Having passed the previous week in the garb of a mufti-clad off-duty
Butler and needing to spend time transitioning from my former
accommodation to my present abode, it was not until the afternoon of
the 12th that I was able to explore this Athens of the North in
suitable attire. (Last year I was informed that the city of Edinburgh
received the nickname of "The Athens of the North" due to the Seven
Hills of Rome. The gentleman didn't explain the reason for this.)
The Royal Mile presented a wealth of interesting persons as always.
Butler Thompson was most curious as to whether any performance might
involve partaking in or mention of tea. Many were quick to state that
this could indeed be included in the show.
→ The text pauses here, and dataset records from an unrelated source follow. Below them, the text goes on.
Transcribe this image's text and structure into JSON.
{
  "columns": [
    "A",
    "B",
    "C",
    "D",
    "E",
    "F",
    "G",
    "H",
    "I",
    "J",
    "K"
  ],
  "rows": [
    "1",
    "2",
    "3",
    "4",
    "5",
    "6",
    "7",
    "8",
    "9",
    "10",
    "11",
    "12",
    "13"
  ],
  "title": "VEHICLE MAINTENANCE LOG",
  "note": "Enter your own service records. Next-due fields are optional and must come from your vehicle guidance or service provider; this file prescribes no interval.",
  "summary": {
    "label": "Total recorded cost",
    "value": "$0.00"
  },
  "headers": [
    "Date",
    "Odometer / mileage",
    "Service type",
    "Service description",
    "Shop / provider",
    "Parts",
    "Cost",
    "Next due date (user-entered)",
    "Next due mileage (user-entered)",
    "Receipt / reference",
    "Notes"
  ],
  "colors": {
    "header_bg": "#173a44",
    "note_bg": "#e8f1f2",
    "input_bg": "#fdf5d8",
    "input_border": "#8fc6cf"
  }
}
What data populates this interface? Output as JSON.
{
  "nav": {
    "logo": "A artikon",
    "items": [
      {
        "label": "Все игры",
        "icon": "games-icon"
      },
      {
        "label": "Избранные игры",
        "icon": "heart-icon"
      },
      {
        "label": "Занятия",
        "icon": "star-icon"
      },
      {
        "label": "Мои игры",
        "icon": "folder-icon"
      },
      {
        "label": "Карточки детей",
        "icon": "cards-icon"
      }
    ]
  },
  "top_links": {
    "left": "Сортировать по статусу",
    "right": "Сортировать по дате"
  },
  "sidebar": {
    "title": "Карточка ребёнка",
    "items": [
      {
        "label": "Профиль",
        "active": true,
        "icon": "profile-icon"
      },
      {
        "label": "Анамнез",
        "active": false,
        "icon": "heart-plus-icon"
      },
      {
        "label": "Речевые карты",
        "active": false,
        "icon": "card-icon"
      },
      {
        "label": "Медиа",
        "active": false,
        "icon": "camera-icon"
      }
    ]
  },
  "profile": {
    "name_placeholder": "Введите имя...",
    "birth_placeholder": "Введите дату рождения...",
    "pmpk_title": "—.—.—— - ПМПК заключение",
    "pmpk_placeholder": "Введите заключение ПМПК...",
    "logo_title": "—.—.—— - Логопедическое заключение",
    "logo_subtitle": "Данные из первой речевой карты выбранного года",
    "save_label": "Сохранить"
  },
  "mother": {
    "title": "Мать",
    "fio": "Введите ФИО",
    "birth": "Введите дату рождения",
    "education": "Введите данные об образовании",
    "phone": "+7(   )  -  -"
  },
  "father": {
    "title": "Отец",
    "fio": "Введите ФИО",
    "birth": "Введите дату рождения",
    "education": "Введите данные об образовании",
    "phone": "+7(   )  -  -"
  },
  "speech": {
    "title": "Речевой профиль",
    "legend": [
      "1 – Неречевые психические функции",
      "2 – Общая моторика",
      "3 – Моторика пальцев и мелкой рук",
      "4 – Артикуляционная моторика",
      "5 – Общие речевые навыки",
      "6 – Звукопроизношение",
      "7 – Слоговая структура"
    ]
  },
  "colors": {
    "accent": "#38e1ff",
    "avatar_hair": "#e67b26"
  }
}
I myself was presented with a flyer folded in the shape of a swan and
I must compliment the attention shown, in that the information was
still imparted with no cause to destroy the work. It sits now on my
shelf next to my tomes of Mr. N. Clayton's guides to grooming and
table manners. Two gentlemen approached me dressed in a similar manner
to myself. I wondered if they were another service of Butlers but they
were in fact trying to bring worshippers to a local synagogue.
Thompson and I attended a performance of steampunk fairy tales so that
Thompson could review the show and present the performers with a
certificate comparing the show to tea (a very high honour). As I ate a
jacket potato, I received a message from Butler Fletcher informing me
of 'amazing happenings', which are my favourite form of happenings.
All four Butlers finally gathered in one place to witness a young
lady's show which attempted to tell the story of love thanks to
time-travelling, but an issue with technology left her drastically
attempting to explain the nonsensical light and sound cues.
Tired from a long day, the Butlers went their separate ways to
contemplate the day's events and partake in a good night's sleep.